Vittoria Piani, da bimba modella a martello scatenato

di Laura Galassi

Dalla mamma brasiliana ha preso la voglia di viaggiare, la passione per il ballo e il difetto di essere disordinata; dal papà milanese doc, invece, una certa freddezza e la timidezza. Ad accomunare Vittorio e Malù, genitori di Vittoria Piani, opposto classe 1998 della Delta Informatica, c'è però la passione per lo sport e la competitività, caratteristiche che la giocatrice sta dimostrando di possedere alla grande alla Trentino Rosa.

Approdata a Trento dopo quattro stagioni in A1, prima con il Club Italia e poi con Busto Arsizio - dove l'anno scorso ha vinto anche la Coppa Cev e dove domani giocherà la finale di Coppa Italia -, il giovane martello ha voluto mettere il suo braccio pesante al servizio della Delta Informatica Trentino in A2 per poter indossare una maglia da titolare e mostrare a pieno le sue doti. I 330 punti a referto finora hanno dato ragione alla sua scelta. Oltre alla fama di società seria, Vittoria è stata più che felice di ritrovare nella sua metà campo l'amica d'infanzia Giulia Melli. «Siamo come sorelle», dice la giocatrice, «abbiamo cominciato a giocare insieme e non ci siamo più staccate. Avevo firmato per Trento prima di lei; quando ho saputo che poteva essere tra noi, ammetto di averla convinta un po' ad accettare».

Il loro rapporto è così profondo da condividere lo stesso tatuaggio, la data 16/8/2015 in numeri romani, a ricordare la finale dei Mondiali in Perù vinta assieme sotto la guida di mister Mencarelli. Abituata fin da piccola a girare il mondo, non sente troppo la nostalgia di casa - Ispra, sul lago Maggiore - anche perché la mamma è quasi sempre sugli spalti di Sanbapolis, impegnata in un tifo scatenato che a volte fa arrossire Vittoria.
Che rapporto ha con sua madre? «Direi splendido. È una donna straordinaria: ora fa l'artista, dipinge e fa sculture, ma è stata modella e atleta nei 1500 metri. È arrivata in Italia 30 anni fa e mi ha chiamata Vittoria perché per lei, straniera, la mia nascita ha rappresentato una grande conquista. Il mio secondo nome, Alice, da pronunciare alla portoghese, è invece un omaggio alla nonna brasiliana».

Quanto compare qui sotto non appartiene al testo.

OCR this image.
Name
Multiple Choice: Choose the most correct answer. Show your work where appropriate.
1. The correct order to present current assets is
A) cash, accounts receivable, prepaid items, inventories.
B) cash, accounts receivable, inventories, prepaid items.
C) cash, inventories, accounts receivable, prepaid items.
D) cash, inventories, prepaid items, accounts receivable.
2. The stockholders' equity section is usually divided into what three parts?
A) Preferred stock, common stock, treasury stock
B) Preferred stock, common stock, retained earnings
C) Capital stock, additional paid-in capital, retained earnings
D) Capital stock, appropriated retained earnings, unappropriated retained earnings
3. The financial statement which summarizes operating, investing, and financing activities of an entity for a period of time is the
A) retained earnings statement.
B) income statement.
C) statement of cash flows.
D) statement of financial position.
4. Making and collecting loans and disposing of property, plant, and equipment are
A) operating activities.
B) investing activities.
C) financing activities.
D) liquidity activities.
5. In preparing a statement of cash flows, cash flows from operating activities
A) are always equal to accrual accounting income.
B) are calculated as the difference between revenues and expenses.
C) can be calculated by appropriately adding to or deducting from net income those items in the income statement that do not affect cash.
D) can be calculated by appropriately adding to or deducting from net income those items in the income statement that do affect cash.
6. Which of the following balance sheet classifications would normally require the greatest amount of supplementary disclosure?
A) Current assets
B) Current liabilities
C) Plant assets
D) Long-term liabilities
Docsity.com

Dalla mamma ha ereditato anche la bellezza. Ha mai pensato di lavorare anche lei nella moda? «A 7 anni ho fatto un casting per la copertina di Barbie - mi vergogno tantissimo - e a 4 sono finita su Vogue, ma non ho mai voluto farlo di lavoro, perché è un mondo difficile, come mi ha confermato la mamma. E poi io sono veramente una buona forchetta, non saprei mai sottopormi a una dieta».

Torna spesso in Sudamerica? «Quando ero piccola, ogni anno volavamo a San Paolo. Ricordo molte feste, persone sempre gioiose e tanta musica. Ora però è diventata una città pericolosa e i miei parenti si sono trasferiti a Salvador de Bahia. Fino alla quarta elementare trascorrevo metà anno sull'isola di Tobago, nei Caraibi, perché avevamo una casa lì. Era davvero un paradiso. I viaggi sono nel mio Dna. Anche per questo non riesco ad immaginarmi incatenata a una scrivania per otto ore al giorno: nel mio futuro mi vedo sempre in movimento, con lo zaino in spalla».
Come ha cominciato con la pallavolo? «In realtà sono nata sui campi da golf, passione dei miei genitori, e poi ho provato tennis, nuoto e anche ping pong. A 8 anni ho tentato con il volley e non l'ho più abbandonato, perché amo gli sport di squadra e mi piace vincere. Ho debuttato in B1 nel 2013 e nel 2016 ho avuto un bruttissimo infortuno alla caviglia, proprio nel mio momento migliore. Per cinque mesi sono rimasta in stampelle e recuperare è stata dura, pensavo di dover smettere e abbandonare la mia passione più grande. Invece mi sono ripresa: tutti i miei tatuaggi li ho fatti in quel periodo».

Come si trova a Trento? «Benissimo con le compagne e la società. Conoscevo gli obiettivi della stagione e sono contenta di contribuire. Pensavo di approdare in una città universitaria, invece a mezzanotte è tutto chiuso: per i giovani c'è poco da fare quindi appena posso torno a Milano, dove c'è decisamente più vita».